Pursuant to 21 U.S.C. 811(b) and (c), this document contained an eight-
factor analysis of the abuse potential, legitimate medical use, and
dependence liability of lemborexant, along with HHS's recommendation to
control lemborexant and its salts under schedule IV of the CSA.
In response, DEA reviewed the scientific and medical evaluation and
scheduling recommendation provided by HHS, along with all other
relevant data, and completed its own eight-factor review pursuant to 21
U.S.C. 811(c).
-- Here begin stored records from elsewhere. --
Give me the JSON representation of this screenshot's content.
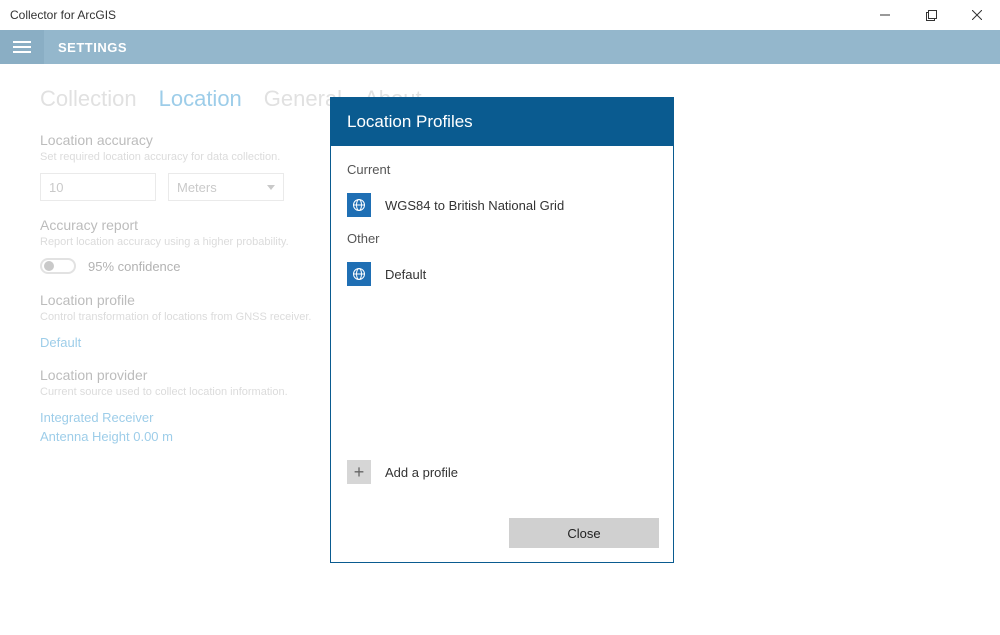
{
  "window": {
    "title": "Collector for ArcGIS"
  },
  "header": {
    "title": "SETTINGS"
  },
  "tabs": {
    "collection": "Collection",
    "location": "Location",
    "general": "General",
    "about": "About"
  },
  "accuracy": {
    "title": "Location accuracy",
    "sub": "Set required location accuracy for data collection.",
    "value": "10",
    "unit": "Meters"
  },
  "report": {
    "title": "Accuracy report",
    "sub": "Report location accuracy using a higher probability.",
    "toggle_label": "95% confidence"
  },
  "profile": {
    "title": "Location profile",
    "sub": "Control transformation of locations from GNSS receiver.",
    "link": "Default"
  },
  "provider": {
    "title": "Location provider",
    "sub": "Current source used to collect location information.",
    "line1": "Integrated Receiver",
    "line2": "Antenna Height 0.00 m"
  },
  "dialog": {
    "title": "Location Profiles",
    "current_label": "Current",
    "current_item": "WGS84 to British National Grid",
    "other_label": "Other",
    "other_item": "Default",
    "add_label": "Add a profile",
    "close": "Close"
  }
}
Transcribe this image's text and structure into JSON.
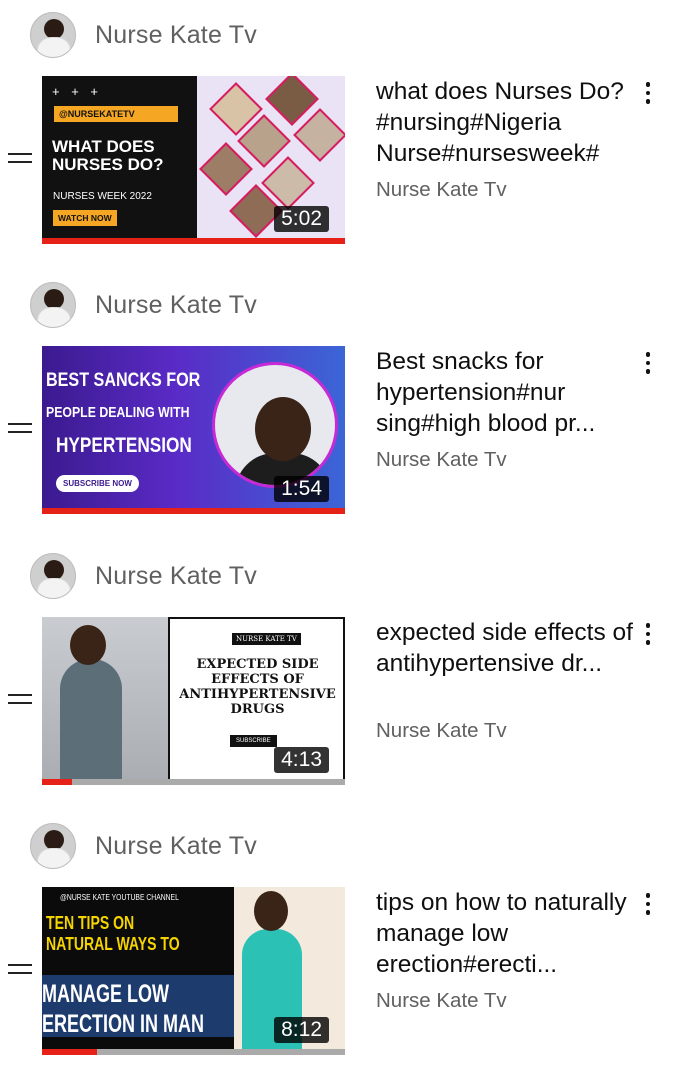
{
  "videos": [
    {
      "channel": "Nurse Kate Tv",
      "title": "what does Nurses Do?#nursing#Nigeria Nurse#nursesweek#",
      "subtitle": "Nurse Kate Tv",
      "duration": "5:02",
      "progress": 0,
      "thumb": {
        "plus": "+ + +",
        "handle": "@NURSEKATETV",
        "heading": "WHAT DOES NURSES DO?",
        "week": "NURSES WEEK 2022",
        "watch": "WATCH NOW"
      }
    },
    {
      "channel": "Nurse Kate Tv",
      "title": "Best snacks for hypertension#nur sing#high blood pr...",
      "subtitle": "Nurse Kate Tv",
      "duration": "1:54",
      "progress": 0,
      "thumb": {
        "line1": "BEST SANCKS FOR",
        "line2": "PEOPLE DEALING WITH",
        "line3": "HYPERTENSION",
        "subscribe": "SUBSCRIBE NOW"
      }
    },
    {
      "channel": "Nurse Kate Tv",
      "title": "expected side effects of antihypertensive dr...",
      "subtitle": "Nurse Kate Tv",
      "duration": "4:13",
      "progress": 0.1,
      "thumb": {
        "tag": "NURSE KATE TV",
        "heading": "EXPECTED SIDE EFFECTS OF ANTIHYPERTENSIVE DRUGS",
        "subscribe": "SUBSCRIBE"
      }
    },
    {
      "channel": "Nurse Kate Tv",
      "title": "tips on how to naturally manage low erection#erecti...",
      "subtitle": "Nurse Kate Tv",
      "duration": "8:12",
      "progress": 0.18,
      "thumb": {
        "channel_tag": "@NURSE KATE YOUTUBE CHANNEL",
        "line1": "TEN TIPS ON",
        "line2": "NATURAL WAYS TO",
        "line3": "MANAGE LOW",
        "line4": "ERECTION IN MAN"
      }
    }
  ],
  "colors": {
    "progress": "#e62117",
    "secondary_text": "#606060"
  }
}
DEA concluded that lemborexant meets the 21 U.S.C.
812(b)(4) criteria for placement in schedule IV of the CSA.
Pursuant to subsection 811(j), and based on HHS's recommendation,
the NDA approval by HHS/FDA, and DEA's determination, DEA is issuing
this interim final rule to schedule lemborexant as a schedule IV
controlled substance under the CSA.
Included below is a brief summary of each factor as analyzed by HHS
and DEA, and as considered by DEA in its scheduling action. Please note
that both DEA and HHS analyses are available in their entirety under
``Supporting Documents'' in the public docket for this interim final
rule at http://www.regulations.gov, under Docket Number ``DEA-600.''
Full analysis of, and citations to, the information referenced in the
summary may also be found in the supporting and related material.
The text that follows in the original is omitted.